Deputy Minister, Ministry of Electricity and Energy of the National Unity Government of Myanmar
- Incumbent
- Assumed office 26 July 2021

Personal details
- Born: 1984 (age 41–42) Myitkyina, Myanmar
- Party: Shan Nationalities League for Democracy
- Alma mater: University of Computer Studies, Yangon Hong Kong Polytechnic University Cornell University
- Occupation: Politician Social activist Technologist

= Maw Htun Aung =

Kachin politician, social activist and technologist

Lahpai Maw Htun Aung (လဖိုင်မော်ထွန်းအောင်; born c. 1984) is a Burmese politician, social activist and technologist. He is a deputy minister of electricity and energy of the National Unity Government of Myanmar formed by the opponents of the 2021 Myanmar coup d'état.

==Early life and education==
Born to a small-scale Hpakant jade miner, when Maw Htun Aung was in high school, he experienced his father going bankrupt when the military enacted a gemstone law to make way for military-linked companies to exploit the area.

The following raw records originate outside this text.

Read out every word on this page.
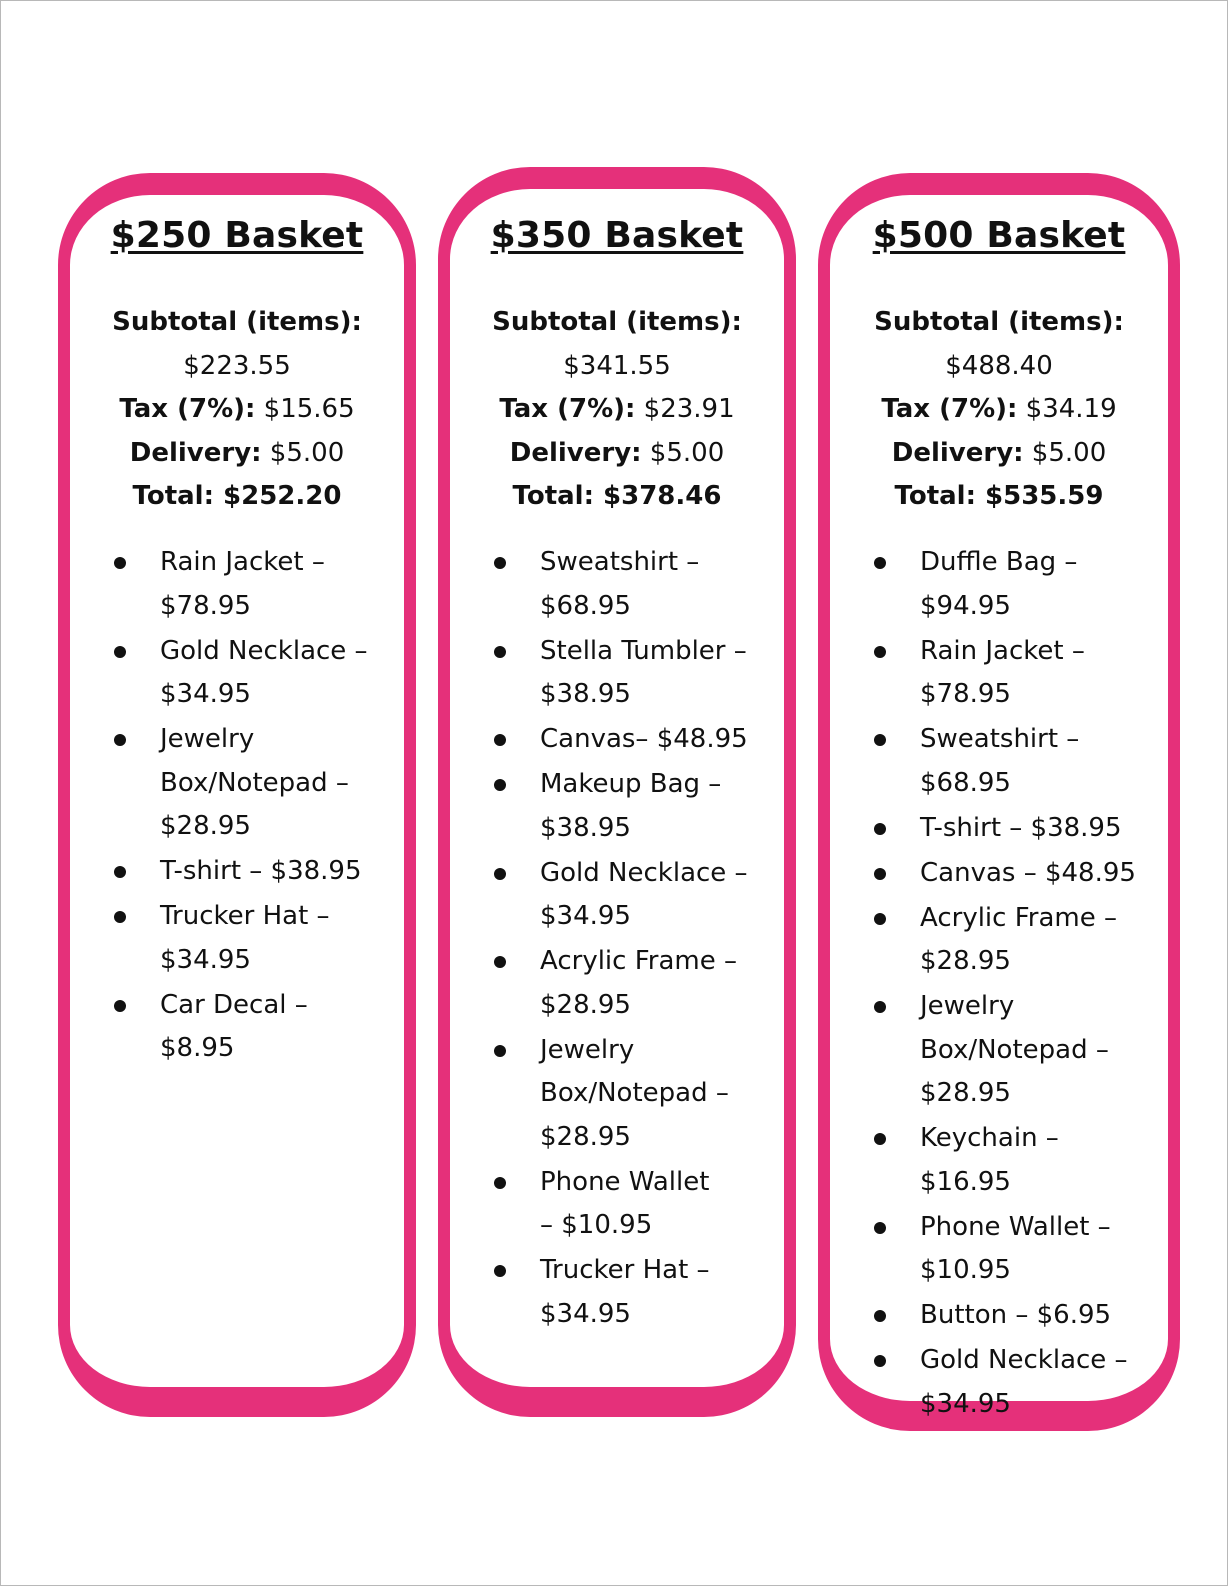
$250 Basket
Subtotal (items):
$223.55
Tax (7%): $15.65
Delivery: $5.00
Total: $252.20
Rain Jacket – $78.95
Gold Necklace – $34.95
Jewelry Box/Notepad – $28.95
T-shirt – $38.95
Trucker Hat – $34.95
Car Decal – $8.95
$350 Basket
Subtotal (items):
$341.55
Tax (7%): $23.91
Delivery: $5.00
Total: $378.46
Sweatshirt – $68.95
Stella Tumbler – $38.95
Canvas– $48.95
Makeup Bag – $38.95
Gold Necklace – $34.95
Acrylic Frame – $28.95
Jewelry Box/Notepad – $28.95
Phone Wallet – $10.95
Trucker Hat – $34.95
$500 Basket
Subtotal (items):
$488.40
Tax (7%): $34.19
Delivery: $5.00
Total: $535.59
Duffle Bag – $94.95
Rain Jacket – $78.95
Sweatshirt – $68.95
T-shirt – $38.95
Canvas – $48.95
Acrylic Frame – $28.95
Jewelry Box/Notepad – $28.95
Keychain – $16.95
Phone Wallet – $10.95
Button – $6.95
Gold Necklace – $34.95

This encouraged him to work on community development activities, providing technical support related to natural resource management.

He got his bachelor's degree from the University of Computer Studies, Yangon. In 2010 he completed his master's degree in policy and social development from Hong Kong Polytechnic University. He also pursued a Master of Public Administration degree at Cornell University.

==Social activities==
Since 2004 Maw Htun Aung has been working at a number of international non-government organizations such as the Myanmar Compassion Project, World Vision Myanmar, the Korea International Cooperation Agency (KOICA) and Spectrum-SDKN. He has also worked as a country manager at the New York-based Natural Resource Governance Institute (NRGI) for about five years. In 2015 he co-founded and worked as a strategic consultant at Another Development, a research group focused on implementation of public policy.

==Political career==
Maw Htun Aung joined the Union Peace Dialogue Joint Committee (UPDJC) as technical support for its political organizations.

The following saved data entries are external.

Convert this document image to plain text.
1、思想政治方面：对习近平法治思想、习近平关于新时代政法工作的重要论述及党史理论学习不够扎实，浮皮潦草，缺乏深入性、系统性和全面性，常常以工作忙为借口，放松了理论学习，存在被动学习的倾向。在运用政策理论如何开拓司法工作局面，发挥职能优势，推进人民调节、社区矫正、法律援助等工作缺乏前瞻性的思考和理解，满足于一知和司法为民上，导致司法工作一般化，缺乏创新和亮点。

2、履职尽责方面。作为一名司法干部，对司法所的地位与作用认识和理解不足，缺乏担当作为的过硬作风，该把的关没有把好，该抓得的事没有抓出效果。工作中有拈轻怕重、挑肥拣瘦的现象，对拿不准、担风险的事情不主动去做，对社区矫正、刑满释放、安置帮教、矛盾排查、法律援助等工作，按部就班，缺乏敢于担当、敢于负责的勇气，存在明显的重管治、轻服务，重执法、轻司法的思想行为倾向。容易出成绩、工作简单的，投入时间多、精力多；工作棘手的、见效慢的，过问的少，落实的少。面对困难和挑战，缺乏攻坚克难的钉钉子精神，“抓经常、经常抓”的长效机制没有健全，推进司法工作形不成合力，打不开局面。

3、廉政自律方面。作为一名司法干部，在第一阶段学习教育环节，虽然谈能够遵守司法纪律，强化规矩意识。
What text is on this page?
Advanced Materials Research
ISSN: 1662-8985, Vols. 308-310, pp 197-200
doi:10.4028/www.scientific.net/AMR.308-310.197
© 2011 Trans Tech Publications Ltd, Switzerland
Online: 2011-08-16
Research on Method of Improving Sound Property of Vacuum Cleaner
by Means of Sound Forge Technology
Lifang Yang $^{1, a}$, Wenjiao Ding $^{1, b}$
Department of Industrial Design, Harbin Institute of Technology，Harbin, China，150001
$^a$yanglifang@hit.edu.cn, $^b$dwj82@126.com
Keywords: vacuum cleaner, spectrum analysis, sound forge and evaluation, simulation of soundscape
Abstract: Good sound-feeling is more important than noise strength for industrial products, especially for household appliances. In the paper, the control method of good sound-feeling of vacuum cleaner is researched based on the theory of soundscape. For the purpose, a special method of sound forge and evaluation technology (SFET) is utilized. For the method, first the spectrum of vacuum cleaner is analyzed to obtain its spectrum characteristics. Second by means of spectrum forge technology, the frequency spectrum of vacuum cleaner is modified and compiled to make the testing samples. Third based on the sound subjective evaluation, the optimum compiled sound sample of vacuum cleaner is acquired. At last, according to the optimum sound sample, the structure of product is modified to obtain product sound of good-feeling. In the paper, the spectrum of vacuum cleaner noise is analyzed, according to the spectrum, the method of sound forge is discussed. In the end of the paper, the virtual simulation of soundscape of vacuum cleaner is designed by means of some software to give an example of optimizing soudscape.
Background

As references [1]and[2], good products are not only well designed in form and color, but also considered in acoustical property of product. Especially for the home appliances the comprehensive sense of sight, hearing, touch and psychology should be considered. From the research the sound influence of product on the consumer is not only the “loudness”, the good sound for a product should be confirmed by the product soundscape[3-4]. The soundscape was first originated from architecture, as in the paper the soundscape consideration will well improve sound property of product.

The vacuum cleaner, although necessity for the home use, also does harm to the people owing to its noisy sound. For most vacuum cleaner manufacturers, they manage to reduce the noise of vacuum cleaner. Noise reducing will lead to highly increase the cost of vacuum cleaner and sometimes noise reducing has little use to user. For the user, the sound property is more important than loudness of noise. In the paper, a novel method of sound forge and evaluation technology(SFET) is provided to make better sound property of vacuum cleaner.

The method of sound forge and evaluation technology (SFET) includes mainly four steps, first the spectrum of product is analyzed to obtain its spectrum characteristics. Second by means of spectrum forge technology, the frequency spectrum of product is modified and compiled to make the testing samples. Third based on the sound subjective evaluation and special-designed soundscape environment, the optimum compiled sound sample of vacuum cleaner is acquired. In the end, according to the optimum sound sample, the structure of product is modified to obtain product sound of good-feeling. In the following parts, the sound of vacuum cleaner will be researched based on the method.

In the 2020 general election, he contested the fifth constituency of Shan State, which consists of the townships of Mu Se, Kutkai and Namhkam, for the Amyotha Hluttaw (Upper House). Realizing that "there would be a lot of restrictions [in the NLD party] for him if he talks about the rights of ethnic people", Maw Htun Aung represented the Shan Nationalities League for Democracy (SNLD), a major ethnic party in Shan State, at the election. While Maw Htun Aung is ethnically Kachin, he took the unusual step of running for a party associated with the Shan people. He claimed in an interview that this was to serve as an example of inter-ethnic cooperation and to support the SNLD's policies on federalism. Nonetheless, the seat he was selected for within Shan State was one with a sizeable Kachin population. The seat was ultimately held by Aik Mun from the Ta'ang (Palaung) National Party, who had also won the seat once before in 2015; Aik Mun won 49,221 votes (27.38%); Maw Htun Aung 46,169 (25.68%).

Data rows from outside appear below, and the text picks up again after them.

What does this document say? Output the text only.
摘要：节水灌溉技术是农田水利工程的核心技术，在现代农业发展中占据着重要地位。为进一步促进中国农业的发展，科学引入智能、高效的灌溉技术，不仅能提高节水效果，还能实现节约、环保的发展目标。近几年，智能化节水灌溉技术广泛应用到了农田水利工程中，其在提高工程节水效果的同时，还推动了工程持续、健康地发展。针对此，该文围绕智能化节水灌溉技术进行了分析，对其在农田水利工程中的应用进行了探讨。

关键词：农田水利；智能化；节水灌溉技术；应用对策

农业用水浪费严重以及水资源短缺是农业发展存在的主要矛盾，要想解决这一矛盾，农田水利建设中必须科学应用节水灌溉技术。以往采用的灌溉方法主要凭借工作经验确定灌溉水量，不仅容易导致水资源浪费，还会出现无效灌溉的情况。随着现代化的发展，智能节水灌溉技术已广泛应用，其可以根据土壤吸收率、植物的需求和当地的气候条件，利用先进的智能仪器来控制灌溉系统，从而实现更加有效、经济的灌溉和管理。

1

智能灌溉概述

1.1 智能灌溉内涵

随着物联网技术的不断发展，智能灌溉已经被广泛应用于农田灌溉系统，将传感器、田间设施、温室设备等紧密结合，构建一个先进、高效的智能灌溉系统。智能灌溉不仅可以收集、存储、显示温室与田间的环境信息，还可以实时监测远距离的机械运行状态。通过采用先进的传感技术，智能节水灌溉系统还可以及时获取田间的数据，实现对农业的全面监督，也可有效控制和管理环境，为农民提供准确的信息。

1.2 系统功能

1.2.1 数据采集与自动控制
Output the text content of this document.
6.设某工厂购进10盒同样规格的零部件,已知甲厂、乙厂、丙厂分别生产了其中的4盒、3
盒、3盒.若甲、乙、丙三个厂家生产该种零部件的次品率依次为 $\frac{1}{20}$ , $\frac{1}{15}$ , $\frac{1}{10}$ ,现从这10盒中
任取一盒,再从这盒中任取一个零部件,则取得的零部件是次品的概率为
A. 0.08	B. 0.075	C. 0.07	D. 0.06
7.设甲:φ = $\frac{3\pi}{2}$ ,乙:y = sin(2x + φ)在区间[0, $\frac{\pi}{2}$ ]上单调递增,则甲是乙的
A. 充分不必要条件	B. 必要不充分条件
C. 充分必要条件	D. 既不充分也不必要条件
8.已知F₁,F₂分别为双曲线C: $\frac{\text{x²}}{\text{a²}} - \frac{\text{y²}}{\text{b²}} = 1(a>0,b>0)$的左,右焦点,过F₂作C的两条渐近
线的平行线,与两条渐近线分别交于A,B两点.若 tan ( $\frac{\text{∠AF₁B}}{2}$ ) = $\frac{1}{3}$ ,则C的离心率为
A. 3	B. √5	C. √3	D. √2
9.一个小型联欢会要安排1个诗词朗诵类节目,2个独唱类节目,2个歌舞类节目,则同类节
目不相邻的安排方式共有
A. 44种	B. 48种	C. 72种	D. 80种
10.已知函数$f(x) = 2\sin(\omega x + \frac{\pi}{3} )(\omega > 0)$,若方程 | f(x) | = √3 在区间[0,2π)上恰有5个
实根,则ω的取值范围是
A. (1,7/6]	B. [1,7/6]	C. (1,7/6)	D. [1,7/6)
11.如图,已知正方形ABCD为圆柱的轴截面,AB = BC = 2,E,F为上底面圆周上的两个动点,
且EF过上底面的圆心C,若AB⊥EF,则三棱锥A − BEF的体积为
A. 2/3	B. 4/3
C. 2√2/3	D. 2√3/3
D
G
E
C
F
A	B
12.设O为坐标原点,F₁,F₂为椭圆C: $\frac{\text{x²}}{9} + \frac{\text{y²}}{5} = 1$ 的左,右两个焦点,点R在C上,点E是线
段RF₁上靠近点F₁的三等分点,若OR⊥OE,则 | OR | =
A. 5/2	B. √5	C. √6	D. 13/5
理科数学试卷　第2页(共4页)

That government was ousted three months later in the 2021 Myanmar coup. Some of its members, the Committee Representing Pyidaungsu Hluttaw, formed the National Unity Government of Myanmar on 16 April 2021. Maw Htun Aung was appointed its deputy minister of electricity and energy on 26 July 2021. A week into his appointment, he posted on social media, criticizing the military junta for trying to win international recognition and legitimacy: "Putting a sheep's skin on a wolf doesn't make the wolf less of a wolf".